What Are the Limitations of Splats Made From Video?

Gaussian splats have no built-in scale reference, so distances and areas cannot be measured directly without extra tooling and manual calibration. They also produce large, non-standard file formats that do not import cleanly into CAD or GIS software, and moving objects in the source video tend to create ghosting artifacts. Editing an individual splat point is far harder than trimming or repairing a mesh.

These limitations matter most where the deliverable has to hold up to scrutiny. An insurance adjuster cannot pull a defensible measurement from a splat. A construction manager cannot hand one to a subcontractor's CAD software. A forensic investigator cannot submit a splat as court-admissible spatial evidence, since there is no verified scale behind it. Splats are built to look convincing, not to prove real-world dimensions.

When Is a Measurable 3D Model the Better Output Than a Splat?

When the deliverable needs measurements, GIS or CAD compatibility, documentation, or a court-ready record, a measurable 3D model is the better output than a splat. The same orbit video captured for a splat can instead be uploaded to SkyeBrowse, a cloud-based videogrammetry platform, to generate a measurable mesh, point cloud, or orthomosaic without a separate reshoot.

SkyeBrowse accepts the same .MP4 or .MOV footage through Universal Upload or the SkyeBrowse Flight App, and returns exports like GLB meshes, LAZ point clouds, and GeoTIFF orthomosaics that carry real-world scale and can be measured and handed off to other software. A roofing contractor gets dimensions to quote a job from the truck. An insurance adjuster gets a measurable model before leaving the site. The same orbit and overlap rules apply, only the platform changes to match the deliverable. For related workflows, see our guides to turning images into a 3D model and our hands-on Polycam review.

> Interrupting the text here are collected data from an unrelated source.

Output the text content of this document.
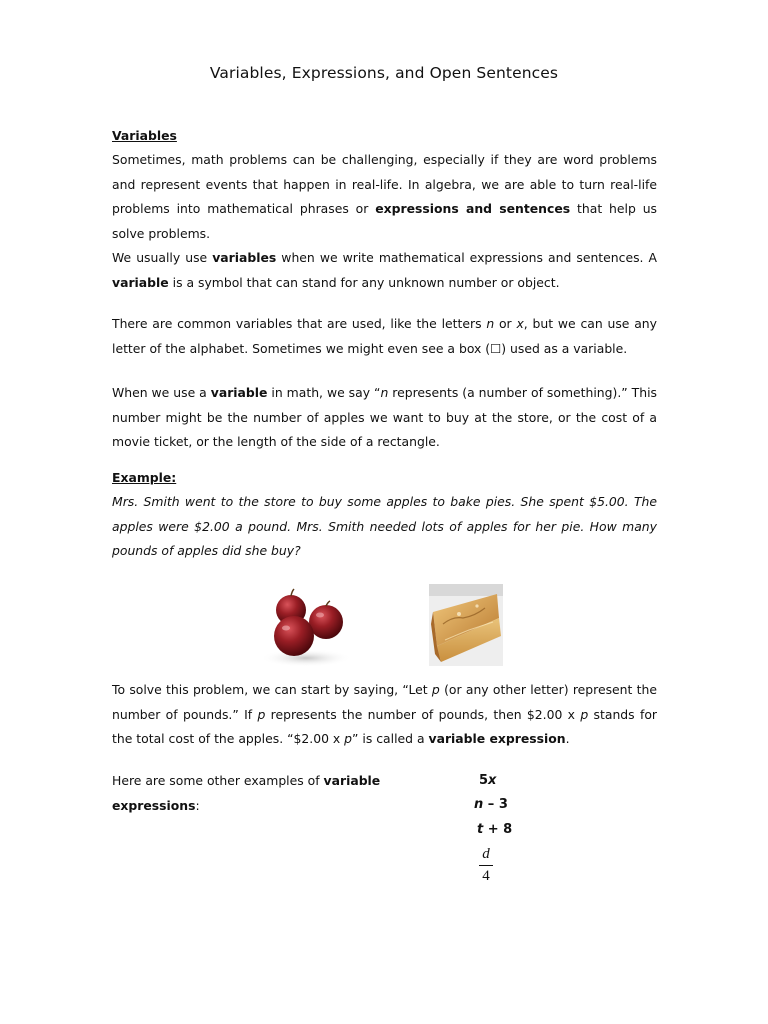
Variables, Expressions, and Open Sentences
Variables
Sometimes, math problems can be challenging, especially if they are word problems and represent events that happen in real-life. In algebra, we are able to turn real-life problems into mathematical phrases or expressions and sentences that help us solve problems.
We usually use variables when we write mathematical expressions and sentences. A variable is a symbol that can stand for any unknown number or object.
There are common variables that are used, like the letters n or x, but we can use any letter of the alphabet. Sometimes we might even see a box (☐) used as a variable.
When we use a variable in math, we say “n represents (a number of something).” This number might be the number of apples we want to buy at the store, or the cost of a movie ticket, or the length of the side of a rectangle.
Example:
Mrs. Smith went to the store to buy some apples to bake pies. She spent $5.00. The apples were $2.00 a pound. Mrs. Smith needed lots of apples for her pie. How many pounds of apples did she buy?
To solve this problem, we can start by saying, “Let p (or any other letter) represent the number of pounds.” If p represents the number of pounds, then $2.00 x p stands for the total cost of the apples. “$2.00 x p” is called a variable expression.
Here are some other examples of variable expressions:
5x
n – 3
t + 8
d
4
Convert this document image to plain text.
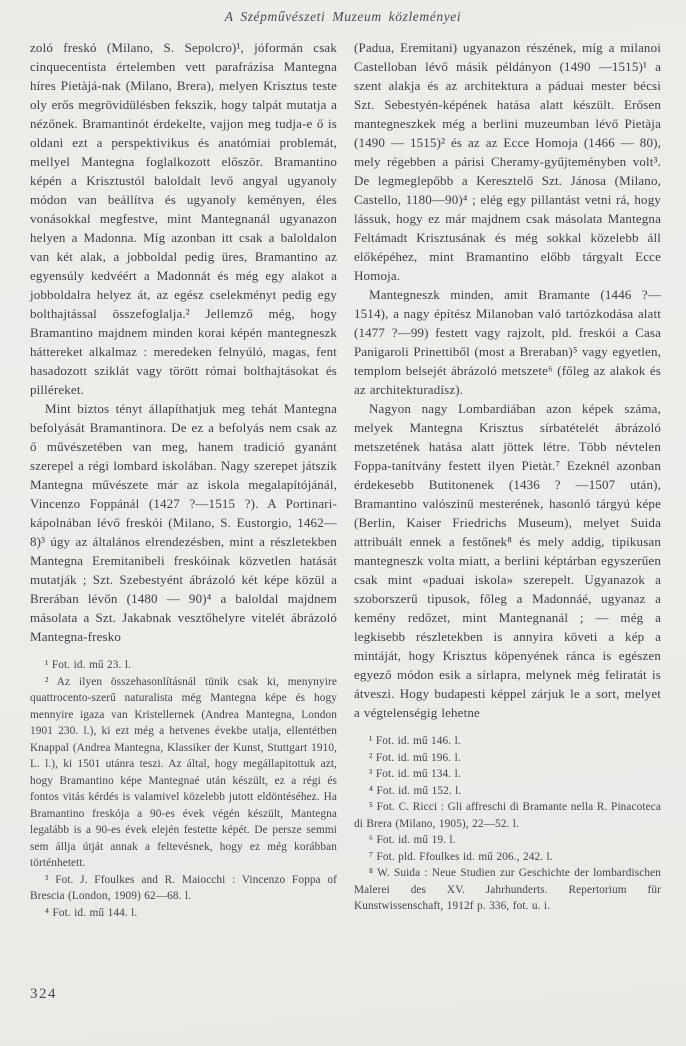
A Szépművészeti Muzeum közleményei

zoló freskó (Milano, S. Sepolcro)¹, jóformán csak cinquecentista értelemben vett parafrázisa Mantegna híres Pietàjá-nak (Milano, Brera), melyen Krisztus teste oly erős megrövidülésben fekszik, hogy talpát mutatja a nézőnek. Bramantinót érdekelte, vajjon meg tudja-e ő is oldani ezt a perspektivikus és anatómiai problemát, mellyel Mantegna foglalkozott először. Bramantino képén a Krisztustól baloldalt levő angyal ugyanoly módon van beállítva és ugyanoly keményen, éles vonásokkal megfestve, mint Mantegnanál ugyanazon helyen a Madonna. Míg azonban itt csak a baloldalon van két alak, a jobboldal pedig üres, Bramantino az egyensúly kedvéért a Madonnát és még egy alakot a jobboldalra helyez át, az egész cselekményt pedig egy bolthajtással összefoglalja.² Jellemző még, hogy Bramantino majdnem minden korai képén mantegneszk háttereket alkalmaz : meredeken felnyúló, magas, fent hasadozott sziklát vagy törött római bolthajtásokat és pilléreket.

Mint biztos tényt állapíthatjuk meg tehát Mantegna befolyását Bramantinora. De ez a befolyás nem csak az ő művészetében van meg, hanem tradició gyanánt szerepel a régi lombard iskolában. Nagy szerepet játszik Mantegna művészete már az iskola megalapítójánál, Vincenzo Foppánál (1427 ?—1515 ?). A Portinari-kápolnában lévő freskói (Milano, S. Eustorgio, 1462— 8)³ úgy az általános elrendezésben, mint a részletekben Mantegna Eremitanibeli freskóinak közvetlen hatását mutatják ; Szt. Szebestyént ábrázoló két képe közül a Brerában lévőn (1480 — 90)⁴ a baloldal majdnem másolata a Szt. Jakabnak vesztőhelyre vitelét ábrázoló Mantegna-fresko

¹ Fot. id. mű 23. l.

² Az ilyen összehasonlításnál tünik csak ki, menynyire quattrocento-szerű naturalista még Mantegna képe és hogy mennyire igaza van Kristellernek (Andrea Mantegna, London 1901 230. l.), ki ezt még a hetvenes évekbe utalja, ellentétben Knappal (Andrea Mantegna, Klassiker der Kunst, Stuttgart 1910, L. l.), ki 1501 utánra teszi. Az által, hogy megállapitottuk azt, hogy Bramantino képe Mantegnaé után készült, ez a régi és fontos vitás kérdés is valamivel közelebb jutott eldöntéséhez. Ha Bramantino freskója a 90-es évek végén készült, Mantegna legalább is a 90-es évek elején festette képét. De persze semmi sem állja útját annak a feltevésnek, hogy ez még korábban történhetett.

³ Fot. J. Ffoulkes and R. Maiocchi : Vincenzo Foppa of Brescia (London, 1909) 62—68. l.

⁴ Fot. id. mű 144. l.

(Padua, Eremitani) ugyanazon részének, míg a milanoi Castelloban lévő másik példányon (1490 —1515)¹ a szent alakja és az architektura a páduai mester bécsi Szt. Sebestyén-képének hatása alatt készült. Erősen mantegneszkek még a berlini muzeumban lévő Pietàja (1490 — 1515)² és az az Ecce Homoja (1466 — 80), mely régebben a párisi Cheramy-gyűjteményben volt³. De legmeglepőbb a Keresztelő Szt. Jánosa (Milano, Castello, 1180—90)⁴ ; elég egy pillantást vetni rá, hogy lássuk, hogy ez már majdnem csak másolata Mantegna Feltámadt Krisztusának és még sokkal közelebb áll előképéhez, mint Bramantino előbb tárgyalt Ecce Homoja.

Mantegneszk minden, amit Bramante (1446 ?— 1514), a nagy építész Milanoban való tartózkodása alatt (1477 ?—99) festett vagy rajzolt, pld. freskói a Casa Panigaroli Prinettiből (most a Breraban)⁵ vagy egyetlen, templom belsejét ábrázoló metszete⁶ (főleg az alakok és az architekturadísz).

Nagyon nagy Lombardiában azon képek száma, melyek Mantegna Krisztus sírbatételét ábrázoló metszetének hatása alatt jöttek létre. Több névtelen Foppa-tanítvány festett ilyen Pietàt.⁷ Ezeknél azonban érdekesebb Butitonenek (1436 ? —1507 után), Bramantino valószinű mesterének, hasonló tárgyú képe (Berlin, Kaiser Friedrichs Museum), melyet Suida attribuált ennek a festőnek⁸ és mely addig, tipikusan mantegneszk volta miatt, a berlini képtárban egyszerűen csak mint «paduai iskola» szerepelt. Ugyanazok a szoborszerű tipusok, főleg a Madonnáé, ugyanaz a kemény redőzet, mint Mantegnanál ; — még a legkisebb részletekben is annyira követi a kép a mintáját, hogy Krisztus köpenyének ránca is egészen egyező módon esik a sírlapra, melynek még feliratát is átveszi. Hogy budapesti képpel zárjuk le a sort, melyet a végtelenségig lehetne

¹ Fot. id. mű 146. l.

² Fot. id. mű 196. l.

³ Fot. id. mű 134. l.

⁴ Fot. id. mű 152. l.

⁵ Fot. C. Ricci : Gli affreschi di Bramante nella R. Pinacoteca di Brera (Milano, 1905), 22—52. l.

⁶ Fot. id. mű 19. l.

⁷ Fot. pld. Ffoulkes id. mű 206., 242. l.

⁸ W. Suida : Neue Studien zur Geschichte der lombardischen Malerei des XV. Jahrhunderts. Repertorium für Kunstwissenschaft, 1912f p. 336, fot. u. i.

324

Photorealistic measurable 3D model of a residential neighborhood generated from drone video

FAQ

Can I create a Gaussian splat from a phone video?

Yes. Mobile apps like Polycam and KIRI Engine capture and train splats directly on a phone for object- and room-scale scenes. Larger scenes such as building exteriors benefit from a drone orbit instead, since a handheld walk struggles to hold a consistent height and overlap.

Do I need a drone to make a Gaussian splat?

No. A drone is only necessary for full property exteriors, roofs, or large outdoor scenes where a handheld orbit cannot cover the distance or elevation. Interior rooms, vehicles, and small objects splat well from a phone video alone.

Can SkyeBrowse convert my video into a Gaussian splat?

No. SkyeBrowse does not produce Gaussian splats. It is a videogrammetry platform: upload the same MP4 or MOV video to app.skyebrowse.com and it generates a measurable mesh, point cloud, or orthomosaic instead, with exports like GLB, LAZ, and GeoTIFF. If your job needs measurements, documentation, or a court-ready deliverable rather than a photoreal viewing experience, that is the output to use.